Como a pesquisa básica contribui para o desenvolvimento de novas estratégias diagnósticas
e terapia?
Um bom exemplo é a pesquisa sobre o câncer. Compreender os genes envolvidos no câncer revolucionou o desenvolvimento de tratamentos. Anteriormente, as abordagens eram muito rudimentares, muitas vezes envolvendo toxinas que matavam células em divisão indiscriminadamente, com efeitos secundários graves. Hoje, podemos atingir genes e proteínas específicas em tumores com muito mais precisão, tornando os tratamentos mais eficazes e menos prejudiciais. O conhecimento da genética do câncer melhorou dramaticamente a quimioterapia e outras terapias.
Quão importante é a colaboração entre a ciência básica produzida nas universidades e a indústria para o avanço da investigação biomédica, especialmente para doenças complexas?
A colaboração é crucial. A indústria da biotecnologia nos Estados Unidos cresceu a partir da ciência académica, com muitos cientistas a tornarem-se empreendedores e a criarem empresas. Isto teve um enorme impacto económico. Nas universidades existem agora divisões dedicadas ao desenvolvimento de medicamentos, onde jovens investigadores pegam na ciência básica e a traduzem em potenciais terapias. Existe uma forte colaboração entre a academia e a indústria. No entanto, acredito que tudo o que é feito na universidade, mesmo que acabe por conduzir a um medicamento, deve ser aberto e publicável. O trabalho deve ser acessível a todos. Não devemos permitir que projetos secretos sejam desenvolvidos fora da comunidade académica.
Como você vê o papel da ciência em geral?
A ciência é essencial e é nossa função comunicar o seu valor ao público. Muitas pessoas não entendem ou não acreditam, mas tem benefícios práticos incríveis. Precisamos de sublinhar que a ciência não é apenas para alguns curiosos – ela tem um amplo impacto. É nossa responsabilidade fazer com que o público compreenda os benefícios tangíveis da ciência, mesmo quando não a compreende totalmente. Esta é uma luta contra a ignorância e devemos continuar a avançar, uma pessoa de cada vez.
Olhando para a sua experiência, o que você diria aos jovens pesquisadores brasileiros?

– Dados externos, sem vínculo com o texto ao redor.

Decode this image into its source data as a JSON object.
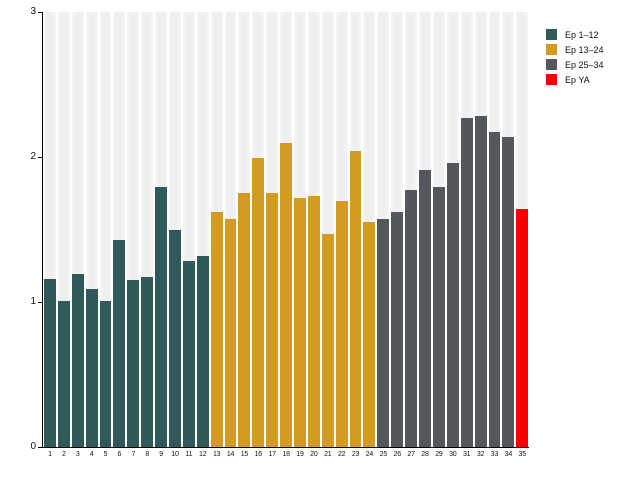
{
  "chart_data": {
    "type": "bar",
    "title": "",
    "xlabel": "",
    "ylabel": "",
    "ylim": [
      0,
      3
    ],
    "yticks": [
      0,
      1,
      2,
      3
    ],
    "grid": false,
    "legend_position": "top-right",
    "background_stripe_color": "#efefef",
    "categories": [
      "1",
      "2",
      "3",
      "4",
      "5",
      "6",
      "7",
      "8",
      "9",
      "10",
      "11",
      "12",
      "13",
      "14",
      "15",
      "16",
      "17",
      "18",
      "19",
      "20",
      "21",
      "22",
      "23",
      "24",
      "25",
      "26",
      "27",
      "28",
      "29",
      "30",
      "31",
      "32",
      "33",
      "34",
      "35"
    ],
    "values": [
      1.16,
      1.01,
      1.19,
      1.09,
      1.01,
      1.43,
      1.15,
      1.17,
      1.79,
      1.5,
      1.28,
      1.32,
      1.62,
      1.57,
      1.75,
      1.99,
      1.75,
      2.1,
      1.72,
      1.73,
      1.47,
      1.7,
      2.04,
      1.55,
      1.57,
      1.62,
      1.77,
      1.91,
      1.79,
      1.96,
      2.27,
      2.28,
      2.17,
      2.14,
      1.64
    ],
    "groups": [
      0,
      0,
      0,
      0,
      0,
      0,
      0,
      0,
      0,
      0,
      0,
      0,
      1,
      1,
      1,
      1,
      1,
      1,
      1,
      1,
      1,
      1,
      1,
      1,
      2,
      2,
      2,
      2,
      2,
      2,
      2,
      2,
      2,
      2,
      3
    ],
    "legend": [
      {
        "label": "Ep 1–12",
        "color": "#2E5B59"
      },
      {
        "label": "Ep 13–24",
        "color": "#D49B23"
      },
      {
        "label": "Ep 25–34",
        "color": "#54585C"
      },
      {
        "label": "Ep YA",
        "color": "#FA0000"
      }
    ]
  },
  "axis": {
    "color": "#000000",
    "tick_label_color": "#111111"
  }
}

Para estudantes interessados em ciências, a melhor forma de aprender é entrando em um laboratório e trabalhando diretamente com os professores. Não basta apenas fazer aulas, ler livros e textos. A verdadeira ciência envolve frustrações diárias de experimentos que não funcionam ou não dão os resultados esperados. Se você realmente quer fazer ciência, precisa estar disposto a correr riscos e aceitar o fracasso. Nem todos conseguem lidar com isso, mas para quem encontra satisfação nas sucessivas descobertas é uma carreira gratificante. Somente se você realmente se envolver com a pesquisa você será capaz de entender o que realmente é a descoberta.